Seguiu-se uma série de quintas que bateram recordes, por vezes mantendo o lugar cimeiro durante meros meses antes de serem suplantadas.

Uma quinta de insectos gigantesca, construída pela Protix em 2019, foi inaugurada com pompa e circunstância numa cerimónia com a presença do rei Willem-Alexander dos Países Baixos. Aarts insiste que a área de chão de fábrica não é a métrica mais importante para o sucesso da empresa, mas admite que "participou um pouco nesse triste comportamento masculino" de alardear um novo recorde de tamanho.

A actual detentora do recorde, a fábrica da Innovafeed em Nesle, arrebatou a coroa após uma expansão concluída em Abril. A empresa já está a planear uma exploração americana de moscas que quadruplicará a sua produção, no âmbito da sua parceria com a ADM.

Fazer crescer o bando de moscas

O herdeiro aparente é uma instalação de 45.000 metros quadrados construída este Verão pela Ynsect e financiada por um investimento de 224 milhões de dólares de capitalistas de risco, incluindo o actor de "Homem de Ferro", Robert Downey Jr. A instalação irá oficialmente bater o recorde quando começar a funcionar em pleno no final deste ano, mas, por agora, a instalação está concentrada no crescimento do seu bando de moscas.

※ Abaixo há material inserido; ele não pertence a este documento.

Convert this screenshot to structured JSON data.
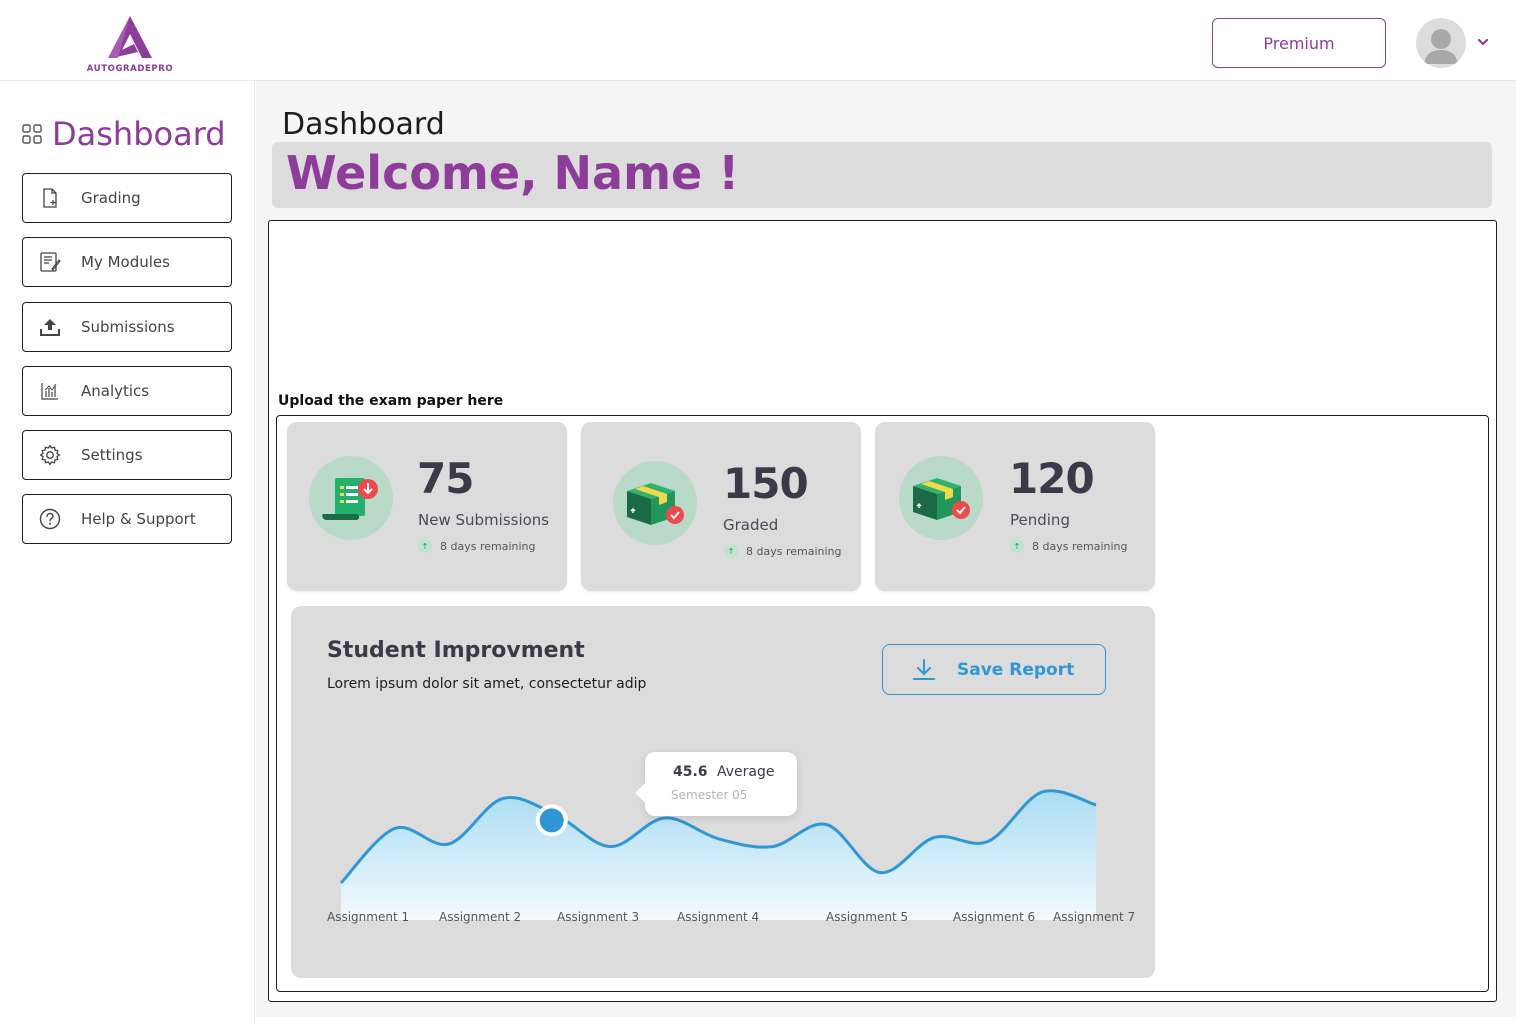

O co-fundador da Ynsect, Hubert, o mais recente criador de moscas a ocupar o topo do florescente mundo das proteínas de insectos, é humilde no seu triunfo. Afinal de contas, a Innovafeed vai recuperar o recorde quando voltar a expandir a sua exploração Nesle no próximo ano.

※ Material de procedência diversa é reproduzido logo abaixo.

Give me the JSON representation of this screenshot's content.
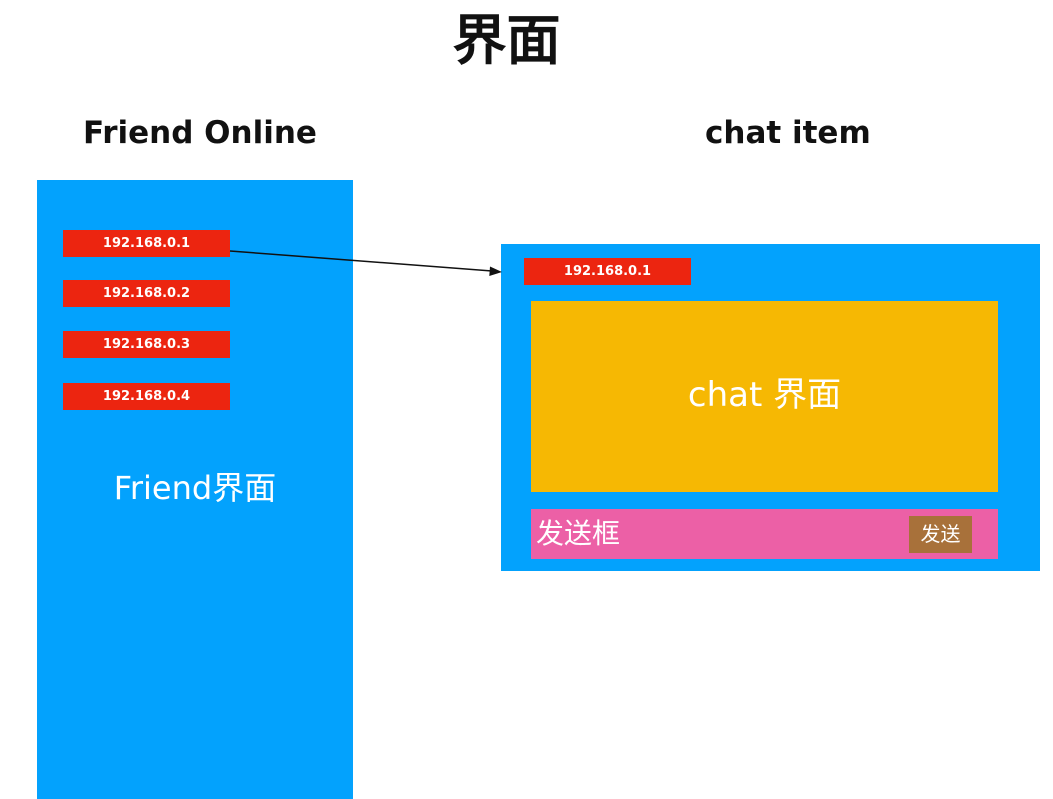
{
  "page": {
    "title": "界面"
  },
  "friend_section": {
    "title": "Friend Online",
    "panel_label": "Friend界面",
    "items": [
      "192.168.0.1",
      "192.168.0.2",
      "192.168.0.3",
      "192.168.0.4"
    ]
  },
  "chat_section": {
    "title": "chat item",
    "header_ip": "192.168.0.1",
    "chat_area_label": "chat 界面",
    "send_box_label": "发送框",
    "send_button_label": "发送"
  },
  "colors": {
    "panel_blue": "#03a2fd",
    "ip_red": "#ec2510",
    "chat_area": "#f6b803",
    "send_box": "#ec60a6",
    "send_button": "#a8713a"
  }
}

"Na verdade, não estamos a competir com os nossos colegas", disse Hubert. "O que importa é que somos melhores do que os actuais operadores e que estamos todos juntos para reduzir a pegada de carbono" da cadeia de abastecimento alimentar.

No entanto, sublinhou que a Ynsect está já a preparar a ampliação das suas instalações de Amiens, ainda não operacionais, o que lhe permitirá recuperar o recorde.